The business also announced that Vice World News would no longer exist, leaving Vice News as its exclusive global brand.
The filing on Monday comes amid a wave of media closures and layoffs, including recent employment cuts at Gannett, NPR, the Washington Post, and other organizations as part of a cost-cutting initiative by its corporate parent, BuzzFeed Inc., the Pulitzer Prize-winning digital media company BuzzFeed News was shut down in April.
This year, digital advertising fell precipitously, reducing the income of big tech firms like Google and Facebook.
Vice Media’s beginnings may be traced back to 1994 when Vice’s initial punk magazine was first published in Montreal.
Vice quickly relocated to New York and established itself as a major media organization.

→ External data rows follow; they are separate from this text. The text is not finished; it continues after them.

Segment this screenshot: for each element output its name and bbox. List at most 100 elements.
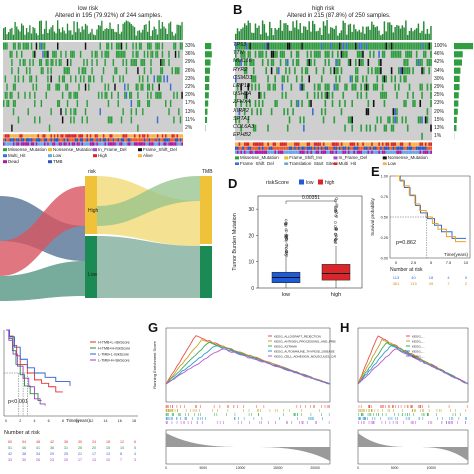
annotation-cell [158, 142, 161, 146]
y-tick-label: 10 [248, 260, 254, 266]
annotation-cell [376, 150, 379, 154]
tmb-bar [401, 25, 404, 40]
annotation-cell [290, 150, 293, 154]
mutation-cell [83, 67, 85, 75]
outlier-point [334, 210, 337, 213]
mutation-cell [396, 108, 398, 116]
annotation-cell [58, 142, 61, 146]
mutation-cell [281, 83, 284, 91]
mutation-cell [410, 50, 413, 58]
gene-pct: 42% [434, 59, 445, 66]
annotation-cell [389, 150, 391, 154]
annotation-cell [109, 142, 111, 146]
risk-table-cell: 23 [50, 458, 54, 462]
annotation-cell [236, 146, 239, 150]
mutation-cell [401, 42, 404, 50]
tmb-bar [165, 28, 167, 40]
annotation-cell [166, 142, 169, 146]
outlier-point [334, 199, 337, 202]
annotation-cell [317, 150, 320, 154]
risk-table-cell: 54 [22, 440, 26, 444]
annotation-cell [117, 134, 120, 138]
mutation-cell [235, 91, 237, 99]
annotation-cell [71, 138, 74, 142]
outlier-point [335, 215, 339, 218]
annotation-cell [140, 134, 143, 138]
annotation-cell [295, 146, 298, 150]
mutation-cell [68, 91, 70, 99]
annotation-cell [245, 146, 248, 150]
es-frame [165, 327, 331, 403]
mutation-cell [390, 75, 393, 83]
gene-name: EPHB2 [233, 132, 252, 139]
outlier-point [334, 234, 338, 238]
mutation-cell [270, 50, 273, 58]
mutation-cell [245, 67, 248, 75]
mutation-cell [397, 42, 400, 50]
mutation-cell [344, 42, 346, 50]
mutation-cell [245, 100, 248, 107]
annotation-cell [73, 142, 75, 146]
x-tick-label: 2 [19, 419, 21, 423]
annotation-cell [424, 150, 427, 154]
x-tick-label: 10000 [427, 466, 437, 470]
mutation-cell [66, 83, 69, 91]
mutation-cell [338, 42, 341, 50]
annotation-cell [168, 142, 170, 146]
annotation-cell [9, 134, 12, 138]
annotation-cell [392, 150, 395, 154]
mutation-cell [396, 50, 398, 58]
annotation-cell [111, 142, 113, 146]
mutation-cell [260, 42, 262, 50]
risk-table-cell: 38 [22, 452, 26, 456]
annotation-cell [371, 142, 373, 146]
annotation-cell [331, 150, 334, 154]
km-curve-0 [6, 329, 63, 393]
mutation-cell [419, 83, 422, 91]
mutation-cell [163, 75, 165, 83]
mutation-cell [251, 75, 253, 83]
annotation-cell [171, 142, 174, 146]
gene-freq-bar [205, 75, 210, 82]
tmb-bar [63, 30, 65, 40]
tmb-bar [114, 31, 116, 40]
annotation-cell [243, 150, 246, 154]
annotation-cell [42, 134, 44, 138]
x-tick-label: 10000 [236, 466, 246, 470]
gene-freq-bar [454, 116, 457, 123]
annotation-cell [125, 138, 128, 142]
annotation-cell [148, 138, 151, 142]
mutation-cell [360, 50, 362, 58]
mutation-cell [48, 124, 51, 132]
tmb-bar [294, 27, 296, 40]
mutation-cell [328, 50, 330, 58]
mutation-cell [419, 116, 422, 124]
mutation-cell [96, 59, 98, 66]
gene-freq-bar [454, 92, 459, 99]
mutation-cell [426, 83, 429, 91]
annotation-cell [356, 142, 359, 146]
panel-a: low risk Altered in 195 (79.92%) of 244 … [0, 0, 225, 165]
mutation-cell [351, 100, 353, 107]
annotation-cell [106, 134, 108, 138]
annotation-cell [130, 134, 133, 138]
annotation-cell [326, 150, 329, 154]
mutation-cell [317, 91, 319, 99]
mutation-cell [99, 42, 101, 50]
annotation-cell [40, 138, 43, 142]
outlier-point [285, 233, 289, 237]
annotation-cell [344, 150, 347, 154]
mutation-cell [360, 59, 362, 66]
annotation-cell [142, 142, 144, 146]
tmb-bar [37, 35, 39, 40]
annotation-cell [61, 138, 64, 142]
panel-b-title: high risk [312, 6, 335, 12]
annotation-cell [401, 150, 404, 154]
mutation-cell [16, 50, 18, 58]
mutation-cell [308, 59, 311, 66]
annotation-cell [340, 142, 343, 146]
annotation-cell [39, 134, 41, 138]
gene-name: TTN [233, 50, 244, 57]
tmb-bar [163, 26, 165, 40]
annotation-cell [81, 138, 84, 142]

In-your-face journalism that covered complex subjects worldwide became Vice’s trademark over time. Aside from brands like Refinery 29 and Unbothered, the media company’s assets include in-house marketing services and film and TV production.
The media organization has had difficulty increasing profits in recent years. Vice, which was experiencing financial problems, obtained $30 million in debt financing from Fortress Investment Group in February, according to the Wall Street Journal.
Vice had a $5.7 billion market cap in 2017.
According to a recent article in The New York Times, most experts now believe the company is only worth a small portion of that.
The sale process would improve the business and set it up for long-term growth, according to vice co-CEOs Bruce Dixon and Hozefa Lokhandwala.